Right now, when it comes to putting existing resources to better use, the ACT Government does not do this well. Here are two examples.

Firstly, instead of concentrating on the broad public interest, government wastes money trying to satisfy the endless calls to support a multitude of different projects. Ultimately, this is unmanageable and is an important, but not the only, reason for the collapse in support for governments in NSW and Queensland.

Secondly, cutting expenditure by setting across-the-board efficiency targets for all government agencies might be an easy option but it fails to achieve the objective of devoting scarce resources to areas of higher priority. It fails because it perpetuates the status quo in terms of the balance of funding between agencies and therefore does not reflect the need for adding funds to high priority areas and reducing funding to programs whose usefulness has passed. There is no gain in efficiency and no dividend.
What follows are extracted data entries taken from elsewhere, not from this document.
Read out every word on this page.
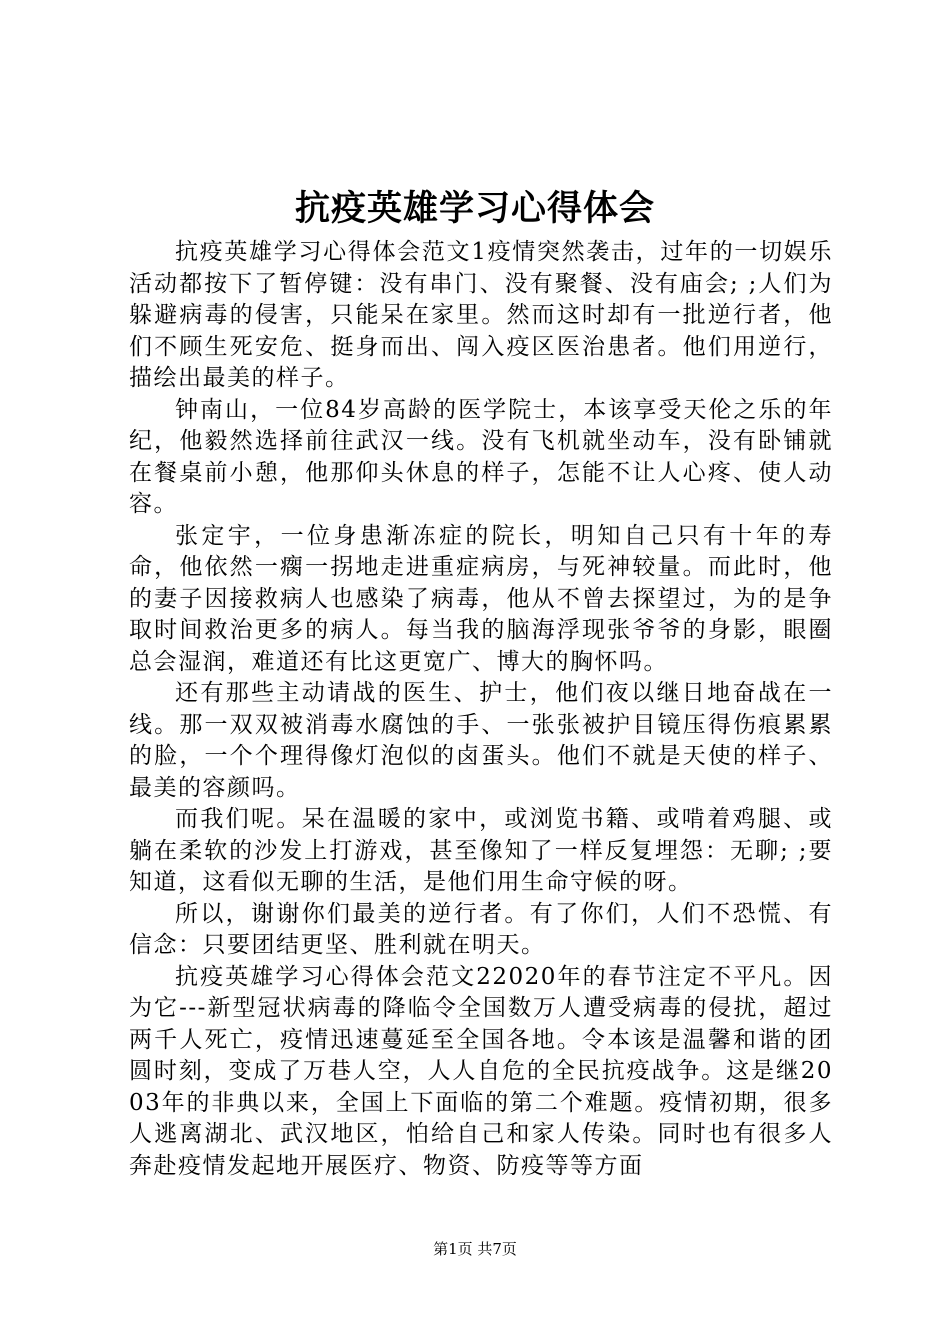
抗疫英雄学习心得体会

抗疫英雄学习心得体会范文1疫情突然袭击，过年的一切娱乐活动都按下了暂停键：没有串门、没有聚餐、没有庙会; ;人们为躲避病毒的侵害，只能呆在家里。然而这时却有一批逆行者，他们不顾生死安危、挺身而出、闯入疫区医治患者。他们用逆行，描绘出最美的样子。

钟南山，一位84岁高龄的医学院士，本该享受天伦之乐的年纪，他毅然选择前往武汉一线。没有飞机就坐动车，没有卧铺就在餐桌前小憩，他那仰头休息的样子，怎能不让人心疼、使人动容。

张定宇，一位身患渐冻症的院长，明知自己只有十年的寿命，他依然一瘸一拐地走进重症病房，与死神较量。而此时，他的妻子因接救病人也感染了病毒，他从不曾去探望过，为的是争取时间救治更多的病人。每当我的脑海浮现张爷爷的身影，眼圈总会湿润，难道还有比这更宽广、博大的胸怀吗。

还有那些主动请战的医生、护士，他们夜以继日地奋战在一线。那一双双被消毒水腐蚀的手、一张张被护目镜压得伤痕累累的脸，一个个理得像灯泡似的卤蛋头。他们不就是天使的样子、最美的容颜吗。

而我们呢。呆在温暖的家中，或浏览书籍、或啃着鸡腿、或躺在柔软的沙发上打游戏，甚至像知了一样反复埋怨：无聊; ;要知道，这看似无聊的生活，是他们用生命守候的呀。

所以，谢谢你们最美的逆行者。有了你们，人们不恐慌、有信念：只要团结更坚、胜利就在明天。

抗疫英雄学习心得体会范文22020年的春节注定不平凡。因为它---新型冠状病毒的降临令全国数万人遭受病毒的侵扰，超过两千人死亡，疫情迅速蔓延至全国各地。令本该是温馨和谐的团圆时刻，变成了万巷人空，人人自危的全民抗疫战争。这是继2003年的非典以来，全国上下面临的第二个难题。疫情初期，很多人逃离湖北、武汉地区，怕给自己和家人传染。同时也有很多人奔赴疫情发起地开展医疗、物资、防疫等等方面

第1页 共7页
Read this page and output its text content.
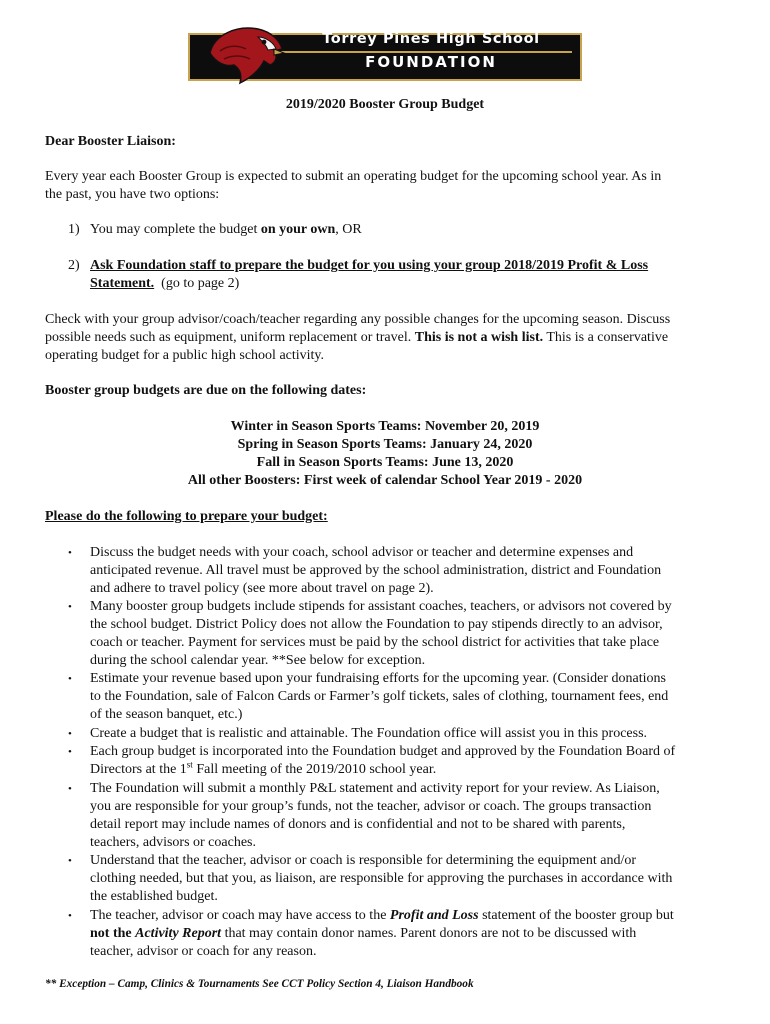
Torrey Pines High School
FOUNDATION
2019/2020 Booster Group Budget
Dear Booster Liaison:
Every year each Booster Group is expected to submit an operating budget for the upcoming school year. As in
the past, you have two options:
1) You may complete the budget on your own, OR
2) Ask Foundation staff to prepare the budget for you using your group 2018/2019 Profit & Loss
Statement.  (go to page 2)
Check with your group advisor/coach/teacher regarding any possible changes for the upcoming season. Discuss
possible needs such as equipment, uniform replacement or travel. This is not a wish list. This is a conservative
operating budget for a public high school activity.
Booster group budgets are due on the following dates:
Winter in Season Sports Teams: November 20, 2019
Spring in Season Sports Teams: January 24, 2020
Fall in Season Sports Teams: June 13, 2020
All other Boosters: First week of calendar School Year 2019 - 2020
Please do the following to prepare your budget:
• Discuss the budget needs with your coach, school advisor or teacher and determine expenses and
anticipated revenue. All travel must be approved by the school administration, district and Foundation
and adhere to travel policy (see more about travel on page 2).
• Many booster group budgets include stipends for assistant coaches, teachers, or advisors not covered by
the school budget. District Policy does not allow the Foundation to pay stipends directly to an advisor,
coach or teacher. Payment for services must be paid by the school district for activities that take place
during the school calendar year. **See below for exception.
• Estimate your revenue based upon your fundraising efforts for the upcoming year. (Consider donations
to the Foundation, sale of Falcon Cards or Farmer’s golf tickets, sales of clothing, tournament fees, end
of the season banquet, etc.)
• Create a budget that is realistic and attainable. The Foundation office will assist you in this process.
• Each group budget is incorporated into the Foundation budget and approved by the Foundation Board of
Directors at the 1st Fall meeting of the 2019/2010 school year.
• The Foundation will submit a monthly P&L statement and activity report for your review. As Liaison,
you are responsible for your group’s funds, not the teacher, advisor or coach. The groups transaction
detail report may include names of donors and is confidential and not to be shared with parents,
teachers, advisors or coaches.
• Understand that the teacher, advisor or coach is responsible for determining the equipment and/or
clothing needed, but that you, as liaison, are responsible for approving the purchases in accordance with
the established budget.
• The teacher, advisor or coach may have access to the Profit and Loss statement of the booster group but
not the Activity Report that may contain donor names. Parent donors are not to be discussed with
teacher, advisor or coach for any reason.
** Exception – Camp, Clinics & Tournaments See CCT Policy Section 4, Liaison Handbook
So, what’s the solution? What would be better is if Cabinet took charge of reducing expenditure on specific programs by formally ranking priorities according to how it perceives the public benefit, and require every agency to provide a detailed estimate of the cost of every function for which it is responsible. Armed with that information, Cabinet, not agencies, should decide which programs justify increased resources and which ones should be cut.

Turning to sources of income, the ACT Government’s budget continues to rely far too heavily on a very narrow tax base. More than 50 per cent of its revenue comes from taxes on property and that structural flaw is getting worse.

Will that proportion still be increasing in ten years’ time? The trend clearly cannot continue without eventually losing investment in property, reducing job opportunities, reducing the tax take and, inevitably, resulting in reduced publicly-funded services. None of us wants that.

Many of the taxes, such as stamp duties on property transactions and the Lease Variation Charge, are inefficient, drive up prices and decrease housing affordability in a market of controlled supply, reduce the amount and diversity of residential accommodation, undermine the Government’s own policy of revitalisation and greater housing density near shopping centres and transport routes and detract from economic growth. Removing those taxes would boost activity, growth and therefore government revenue.

The best, and possibly only, alternative source of government income is from accelerated private sector growth. Canberra must become a more attractive place for private investment. A less onerous taxation regime than NSW would be a good start. It would also help if the Government dropped its antagonistic rhetoric against property investors. There is no point in referring disparagingly to them as ‘developers’ and ‘capitalists’, accusing them of ‘rent seeking’ and making ‘mega profits’ at the expense of the community if you want them to invest in Canberra. Such attacks by the Government create one more risk factor when an investor is weighing up whether to invest in the ACT. An investor has to take into account the probability of antagonistic rhetoric ultimately finding expression in higher taxes and charges or increased regulation and compliance costs. Tax on the property sector some six times greater than the average is a reflection of the Government’s view which warns off investors.

If Canberra is going to be a preferred place to live, do business and provide gainful employment, the ACT Government must put aside the temptation to score political points against investors and instead adopt policies which are pro-business. That doesn’t mean subsidies or special programs; it simply means freeing up business from excessive rules and regulations and getting rid of punitive and inefficient taxes.